Between 1951 and '84, the Oak Ridge plants pumped 10.2 million L (2.7 million gal.) of concentrated acids and nuclear wastes into open-air ponds, called the "witches' cauldron," from which the chemicals would evaporate or leach into a nearby stream. Barrels of strange brews and experimental gases, some so volatile that they would explode on contact with oxygen, were sealed and dropped into a quarry pool. A neatly stacked collection of 76,600 barrels and oil drums, filled with nuclear sludge and now rusting, is larger than the main building at Oak Ridge. Millions of cubic meters of toxic material, including pcbs and cobalt 60, were dumped in trenches and covered with soil. In 1983 the Department of Energy acknowledged that 1.1 million kg (2.4 million lbs.) of mercury had been lost. It went up the smokestacks, drained into the soil and flowed into the stream that runs through town. After that revelation, mercury was found at the city's two high schools and in the blood of workers at one of the atomic-research sites. An unknown amount of enriched uranium went out smokestacks.



....The culture of secrecy and concern about job security may have kept information from health investigators. Says Robert Keil, president of the Oak Ridge Atomic Trades and Labor Council: "One thing that kept people from coming forward is that they were afraid they might jeopardize their security clearance by talking about something that was classified."

The end of the cold war provides an opportunity to get at the truth.
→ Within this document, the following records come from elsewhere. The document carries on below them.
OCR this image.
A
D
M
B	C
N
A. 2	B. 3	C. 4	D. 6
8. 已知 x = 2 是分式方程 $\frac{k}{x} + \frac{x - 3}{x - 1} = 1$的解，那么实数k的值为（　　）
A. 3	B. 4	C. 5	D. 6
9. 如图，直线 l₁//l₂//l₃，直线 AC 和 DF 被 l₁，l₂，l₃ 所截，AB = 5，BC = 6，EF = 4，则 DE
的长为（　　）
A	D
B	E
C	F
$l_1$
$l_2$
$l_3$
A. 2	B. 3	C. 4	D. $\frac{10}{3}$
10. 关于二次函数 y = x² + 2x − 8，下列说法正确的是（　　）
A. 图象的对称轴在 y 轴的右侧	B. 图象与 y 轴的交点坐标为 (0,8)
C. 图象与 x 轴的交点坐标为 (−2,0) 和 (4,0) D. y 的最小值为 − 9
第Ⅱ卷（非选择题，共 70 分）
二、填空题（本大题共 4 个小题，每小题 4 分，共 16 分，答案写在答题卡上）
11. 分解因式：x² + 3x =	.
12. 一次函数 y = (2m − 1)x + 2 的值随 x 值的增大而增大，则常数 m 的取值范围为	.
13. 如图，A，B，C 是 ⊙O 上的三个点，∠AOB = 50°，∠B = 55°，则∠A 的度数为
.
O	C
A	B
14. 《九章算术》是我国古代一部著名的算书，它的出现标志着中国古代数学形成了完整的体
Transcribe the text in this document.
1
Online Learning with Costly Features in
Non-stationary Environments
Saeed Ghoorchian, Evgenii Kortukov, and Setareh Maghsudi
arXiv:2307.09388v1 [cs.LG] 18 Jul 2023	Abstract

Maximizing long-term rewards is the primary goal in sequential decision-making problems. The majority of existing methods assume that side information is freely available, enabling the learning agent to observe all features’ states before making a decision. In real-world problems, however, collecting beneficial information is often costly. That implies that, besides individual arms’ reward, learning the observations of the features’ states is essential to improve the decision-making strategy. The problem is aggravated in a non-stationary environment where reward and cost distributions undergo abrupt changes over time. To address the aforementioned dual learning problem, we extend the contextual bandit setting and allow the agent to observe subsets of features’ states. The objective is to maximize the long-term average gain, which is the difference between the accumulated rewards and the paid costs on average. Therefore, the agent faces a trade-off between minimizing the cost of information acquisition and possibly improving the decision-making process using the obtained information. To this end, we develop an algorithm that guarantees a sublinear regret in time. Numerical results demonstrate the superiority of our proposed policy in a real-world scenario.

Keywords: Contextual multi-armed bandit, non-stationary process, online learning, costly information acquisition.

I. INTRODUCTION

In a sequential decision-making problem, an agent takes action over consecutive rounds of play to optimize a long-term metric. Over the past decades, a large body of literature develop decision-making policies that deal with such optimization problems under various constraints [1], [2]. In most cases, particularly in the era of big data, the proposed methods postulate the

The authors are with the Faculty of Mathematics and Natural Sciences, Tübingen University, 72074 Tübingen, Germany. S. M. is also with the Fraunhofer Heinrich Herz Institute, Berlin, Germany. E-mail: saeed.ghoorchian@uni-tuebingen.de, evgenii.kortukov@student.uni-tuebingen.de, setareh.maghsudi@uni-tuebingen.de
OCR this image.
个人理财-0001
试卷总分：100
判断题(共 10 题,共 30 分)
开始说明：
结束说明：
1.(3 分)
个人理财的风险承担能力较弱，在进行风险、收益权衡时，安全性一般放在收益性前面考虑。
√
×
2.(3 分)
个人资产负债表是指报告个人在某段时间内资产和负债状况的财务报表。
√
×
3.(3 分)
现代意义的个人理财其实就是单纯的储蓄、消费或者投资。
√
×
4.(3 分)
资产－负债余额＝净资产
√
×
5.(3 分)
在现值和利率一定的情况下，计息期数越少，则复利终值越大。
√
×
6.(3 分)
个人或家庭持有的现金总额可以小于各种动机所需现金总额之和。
At Oak Ridge, as at other weapons labs, the threat of a nuclear conflict has been replaced by the threat of massive layoffs. The big job in town now seems to be cleaning up the nuclear trash heap. More than $1.5 billion has already been spent on detoxifying Oak Ridge, and the end isn't in sight. The government is beginning an exhaustive medical survey of the people who live around Oak Ridge, including the women. The Centers for Disease Control has been asked to look into Reid's allegations.

But confident of the outcome, the people of Oak Ridge still sleep soundly. They have lived with danger for decades and see no reason to start panicking now.